Para reduzir estes pagamentos, alguns mutuários estendem os empréstimos para automóveis por períodos sem precedentes, incluindo 100 meses, ou mais de oito anos. À primeira vista, o apelo é claro; Um empréstimo mais longo pode economizar centenas de dólares no pagamento mensal e fazer com que um carro de US$ 50.000 pareça administrável de uma forma que um empréstimo tradicional de cinco anos não parece. Para as famílias stressadas pela inflação e pelas taxas de juro mais elevadas, esta compensação pode parecer necessária.

Para fazer a matemática funcionar, tanto os compradores como os credores estão a forçar os termos dos empréstimos mais do que nunca. O que antes era um compromisso de cinco anos foi discretamente alargado para seis, sete e agora oito anos, levantando questões sobre se empréstimos mais longos resolvem um problema de acessibilidade ou simplesmente distribuem-no ao longo do tempo.

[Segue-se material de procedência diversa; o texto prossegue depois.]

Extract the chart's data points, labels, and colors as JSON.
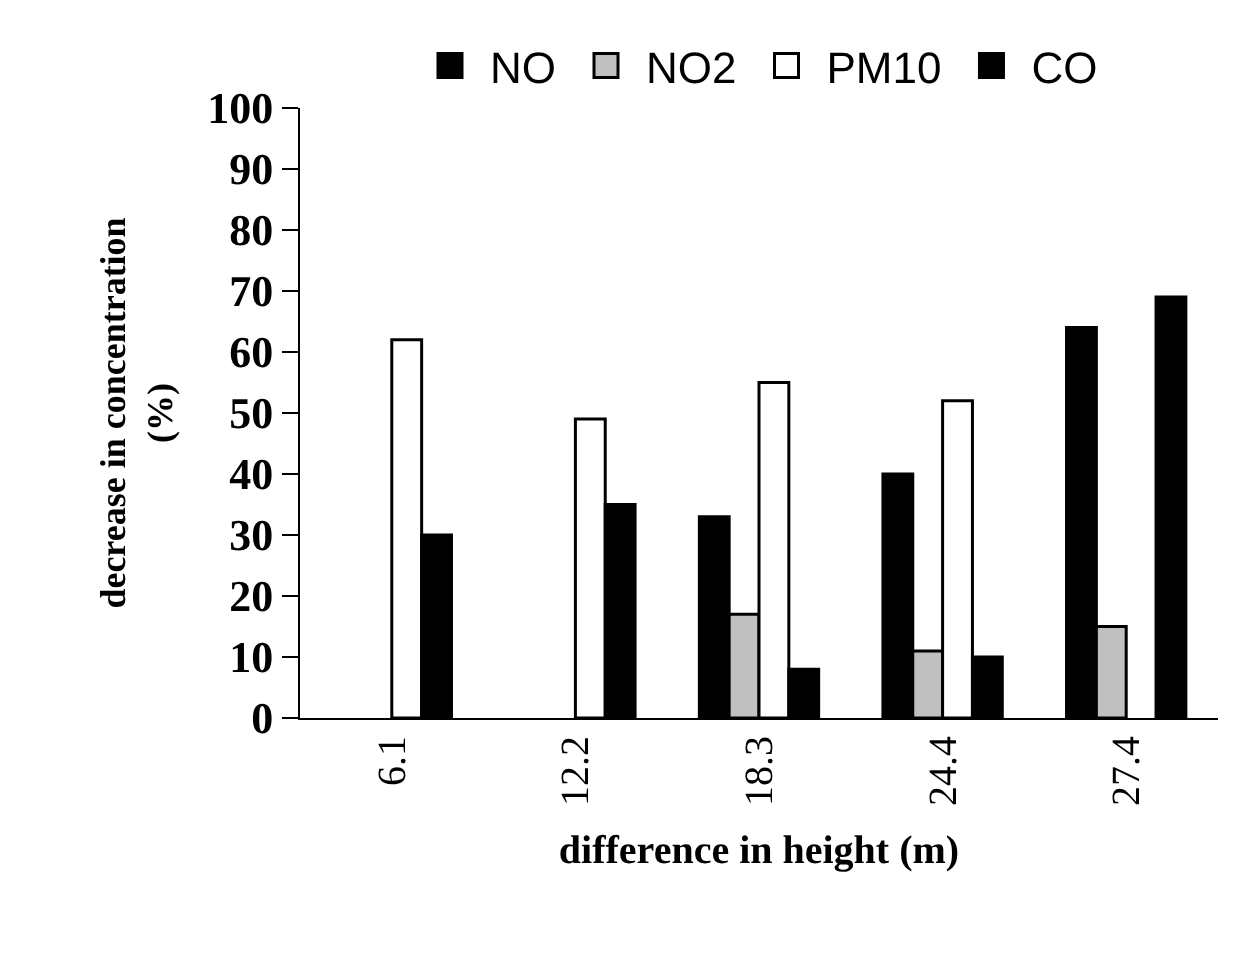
{
  "chart_data": {
    "type": "bar",
    "xlabel": "difference in height (m)",
    "ylabel": "decrease in concentration\n(%)",
    "categories": [
      "6.1",
      "12.2",
      "18.3",
      "24.4",
      "27.4"
    ],
    "series": [
      {
        "name": "NO",
        "color": "#000000",
        "values": [
          null,
          null,
          33,
          40,
          64
        ]
      },
      {
        "name": "NO2",
        "color": "#c0c0c0",
        "values": [
          null,
          null,
          17,
          11,
          15
        ]
      },
      {
        "name": "PM10",
        "color": "#ffffff",
        "values": [
          62,
          49,
          55,
          52,
          null
        ]
      },
      {
        "name": "CO",
        "color": "#000000",
        "values": [
          30,
          35,
          8,
          10,
          69
        ]
      }
    ],
    "ylim": [
      0,
      100
    ],
    "yticks": [
      0,
      10,
      20,
      30,
      40,
      50,
      60,
      70,
      80,
      90,
      100
    ],
    "grid": false,
    "legend": "top"
  }
}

No outono de 2025, o preço médio de um carro novo chegará a US$ 50.000, segundo Kelly Blue Book (1). E esses preços mais elevados traduziram-se directamente em empréstimos maiores, à medida que o pagamento mensal médio subiu para um recorde de 758 dólares no final de 2025, de acordo com a JD Power (2).

Para muitas famílias americanas, esse pagamento mensal simplesmente não cabe no orçamento, e é por isso que compradores e credores estão optando por prazos mais longos. Os dados da Experian mostram que cerca de um terço dos compradores contraem agora empréstimos com duração de pelo menos 72 meses, e um número crescente está a conceder empréstimos para 85, 96 ou mesmo 100 meses (3).

“Não temos mais pagamentos mensais de US$ 300 em veículos novos”, disse David Kelleher, operador de concessionária da Pensilvânia, ao Wall Street Journal (4). “É uma coisa do passado.”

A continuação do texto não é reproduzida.